鼻血も無事に止まり、残りの授業は無事に終えることができた。
帰宅していつものように自分の部屋へと向かったのだが、違和感を覚えた。扉の向こうから、何やら声が聞こえる。戸締まりはしたはずだが、窓が開いていたのだろうか。動物が上がり込んで部屋を荒らしているのかもしれない。
鞄を盾代わりにして、そっとノブを回す。そして、ゆっくりと引いた。引きながら、もし泥棒だったら、という可能性を考えた。早まったかもしれない。
結子の机の上に堂々と、真っ黒の人影があったのだ。それが泥棒などではないと分かったのは、水干を纏っていたからだ。

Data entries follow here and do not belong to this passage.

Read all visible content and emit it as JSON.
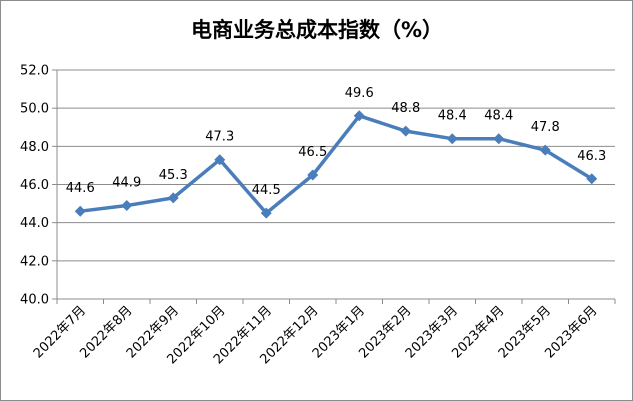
{
  "chart_data": {
    "type": "line",
    "title": "电商业务总成本指数（%）",
    "categories": [
      "2022年7月",
      "2022年8月",
      "2022年9月",
      "2022年10月",
      "2022年11月",
      "2022年12月",
      "2023年1月",
      "2023年2月",
      "2023年3月",
      "2023年4月",
      "2023年5月",
      "2023年6月"
    ],
    "series": [
      {
        "values": [
          44.6,
          44.9,
          45.3,
          47.3,
          44.5,
          46.5,
          49.6,
          48.8,
          48.4,
          48.4,
          47.8,
          46.3
        ],
        "labels": [
          "44.6",
          "44.9",
          "45.3",
          "47.3",
          "44.5",
          "46.5",
          "49.6",
          "48.8",
          "48.4",
          "48.4",
          "47.8",
          "46.3"
        ]
      }
    ],
    "ylim": [
      40.0,
      52.0
    ],
    "yticks": [
      "40.0",
      "42.0",
      "44.0",
      "46.0",
      "48.0",
      "50.0",
      "52.0"
    ],
    "xlabel": "",
    "ylabel": "",
    "grid": true,
    "marker": "diamond",
    "line_color": "#4a7ebb"
  }
}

袴は膝下までの長さで、足元には高下駄。肌こそ結子と変わらないが、髪も装いも下駄までも全てが黒であった。
瞳の色は、淡い青。
年の頃は、結子よりも少し下、中学生くらいだろうと思われた。
呆然と立ち尽くす結子に気付いたらしい。少年は青い瞳を細めて、口の端で笑う。
『あんたからすれば、初めましてだな。しばらく、兄者の代わりを務める結木様の神使だ』
少年は、どうだ、とばかりに胸を張ってそう言った。